Seems fair enough.  If that's the case then the recent issue about matching
internal resources seems relevant: shouldn't flow also match internal
resources?

>>>>Implementation details aside, IMO, it would much cleaner if we could
>>>>define a flow-uri mapping (a flowmap) and keep it together with the 
>>>>flow defintion itself.
>>>
>>>Heck, my original intention was to separate the sitemap into sitemap
>>>(for resource) and flowmap (for flow)... but we didn't have an 
>>implementation back then, it was everything up in the air.... now we do 
>>>have something that works, maybe we should start discussing this again.
>> 
>> 
>> In a way, if you implement your XML spec to flow generator don't you 
>> get this for free? Or, in other-words, couldn't an XML flow spec and a 
>> flowmap be one and the same thing?  It seems to me that if you can 
>> specify flow generation via a language external to the sitemap you 
>> don't really need a flow map?  Yes, the issue of mapping names (or 
>> whatever) to URIs still exists, but your flow controller is already 
>> capable of that if you really need it...
> 
> Agreed. One way of solving this would be to have a way to generate a 
> flowscript out of a cocoon:/ pipeline.

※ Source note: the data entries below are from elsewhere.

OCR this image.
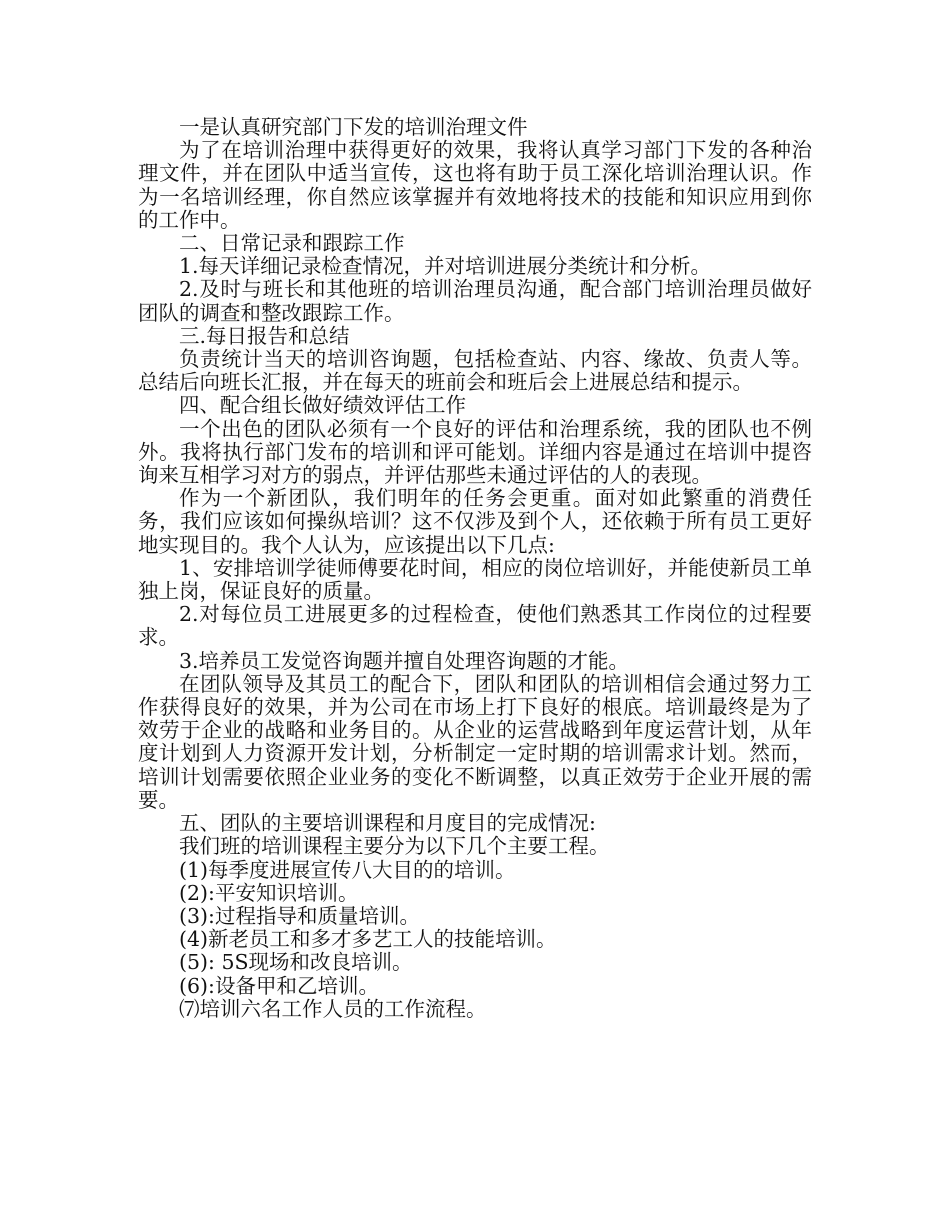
一是认真研究部门下发的培训治理文件

为了在培训治理中获得更好的效果，我将认真学习部门下发的各种治理文件，并在团队中适当宣传，这也将有助于员工深化培训治理认识。作为一名培训经理，你自然应该掌握并有效地将技术的技能和知识应用到你的工作中。

二、日常记录和跟踪工作

1.每天详细记录检查情况，并对培训进展分类统计和分析。

2.及时与班长和其他班的培训治理员沟通，配合部门培训治理员做好团队的调查和整改跟踪工作。

三.每日报告和总结

负责统计当天的培训咨询题，包括检查站、内容、缘故、负责人等。总结后向班长汇报，并在每天的班前会和班后会上进展总结和提示。

四、配合组长做好绩效评估工作

一个出色的团队必须有一个良好的评估和治理系统，我的团队也不例外。我将执行部门发布的培训和评可能划。详细内容是通过在培训中提咨询来互相学习对方的弱点，并评估那些未通过评估的人的表现。

作为一个新团队，我们明年的任务会更重。面对如此繁重的消费任务，我们应该如何操纵培训？这不仅涉及到个人，还依赖于所有员工更好地实现目的。我个人认为，应该提出以下几点:

1、安排培训学徒师傅要花时间，相应的岗位培训好，并能使新员工单独上岗，保证良好的质量。

2.对每位员工进展更多的过程检查，使他们熟悉其工作岗位的过程要求。

3.培养员工发觉咨询题并擅自处理咨询题的才能。

在团队领导及其员工的配合下，团队和团队的培训相信会通过努力工作获得良好的效果，并为公司在市场上打下良好的根底。培训最终是为了效劳于企业的战略和业务目的。从企业的运营战略到年度运营计划，从年度计划到人力资源开发计划，分析制定一定时期的培训需求计划。然而，培训计划需要依照企业业务的变化不断调整，以真正效劳于企业开展的需要。

五、团队的主要培训课程和月度目的完成情况:

我们班的培训课程主要分为以下几个主要工程。

(1)每季度进展宣传八大目的的培训。

(2):平安知识培训。

(3):过程指导和质量培训。

(4)新老员工和多才多艺工人的技能培训。

(5): 5S现场和改良培训。

(6):设备甲和乙培训。

⑺培训六名工作人员的工作流程。
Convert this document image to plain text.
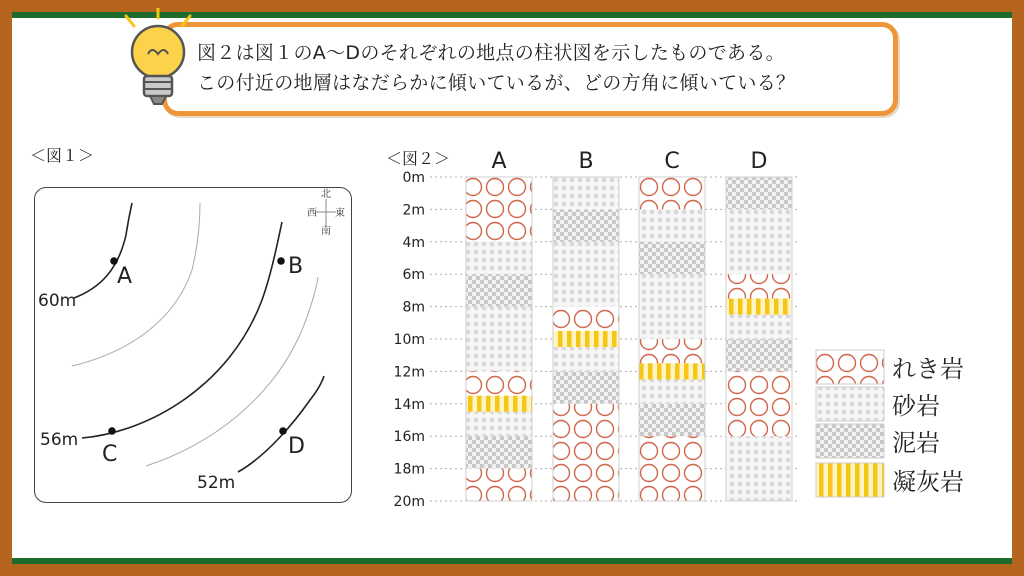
図２は図１のA〜Dのそれぞれの地点の柱状図を示したものである。
この付近の地層はなだらかに傾いているが、どの方角に傾いている？
＜図１＞
北
南
東
西
60m
56m
52m
A	B
C	D
＜図２＞
0m
2m
4m
6m
8m
10m
12m
14m
16m
18m
20m
A	B	C	D
れき岩
砂岩
泥岩
凝灰岩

But we haven't decided if that is 
> a good thing or is FS.

Well I can certainly see how it might be nice to generate your language
dependant URI matching automagically...

>>>>If it is decided that best practice is to disallow actions and 
>>>>routing
>>>>components around flow calls:-
>>>>
>>>>      <map:match pattern="login/">
>>>>        <!-- no sitemap routing/Acting components allowed -->
>>>>        <map:call function="login"/>
>>>>        <!-- no sitemap routing/Acting components allowed -->
>>>>      </map:match>
>>>>
>>>>Then perhaps the flowmap can be further simplified by introducing a
>>>>new sitemap element "map:map". This means we can rewrite the flowmap 
>>>>section as follows:
>>>>
>>>>    <map:flowmap>
>>>>      <map:map uri="login/"  flow="login">
>>>>      <map:map uri="register/"  flow="registerUser">
>>>>      <map:map uri="logout/" flow="logout">
>>>>    </map:flowmap>
>>>>
>>>>This way we enforce best practice and keep routing control in the 
>>>>flow and out of the sitemap.
>>>
>>>Hmmm, this is an interesting concept but this doesn't only prevent the
>>>use actions before calls (something which I'd deeply love to see 
>>>enforced, but that's my personal view, of course, and you all know my 
>>>stand against actions) it also *forces* the flow calls to be tied to URI 
>>>matching.
>>>
>>>I wonder, is this the case? by getting rid of matchers, we are also
>>>getting rid of the ability to keep them pluggable... and first objection 
>>>would be 'how do I match flow URI with regexp?'
>> 
>> 
>> Here you have an opportunity for all kinds of over design...  You 
>> could add "type" to the flowmap to allow my expert, intermediate, 
>> beginner use case. You could also add "type" to the map:map to specify 
>> the type of matcher (and get regexp or whatever back). Or you could 
>> add a pseudo protocol support to the flow attribute and support 
>> multiple simultaneous flow controllers (and maybe have expert, 
>> intermediate, beginner flows as opposed to expert, intermediate, 
>> beginner resources). The mind boggles %-) ...
>
> But you would be reimplementing functionality that already exists for 
> matchers. Let's try to reuse concepts and reduce as much overlap as 
> possible.

Yes, I agree.  It seems that there is a real reason for indirect URI mapping
from flow to pipeline, but no real reason to allow multiple types of
indirection.  As such, the addition of map:map isn't needed, you can achieve
the same thing by adding a new attribute to the existing pipeline.  IE:

     <map:match pattern="login/" flow="login">
		...
     </map:match>

But then the question of what to do with actions remains, (it seems too
early to deprecate them ;-)...

The other new question is now; is the "flow" attribute in the above a unique
name (as per my original assumption), or in fact a pattern?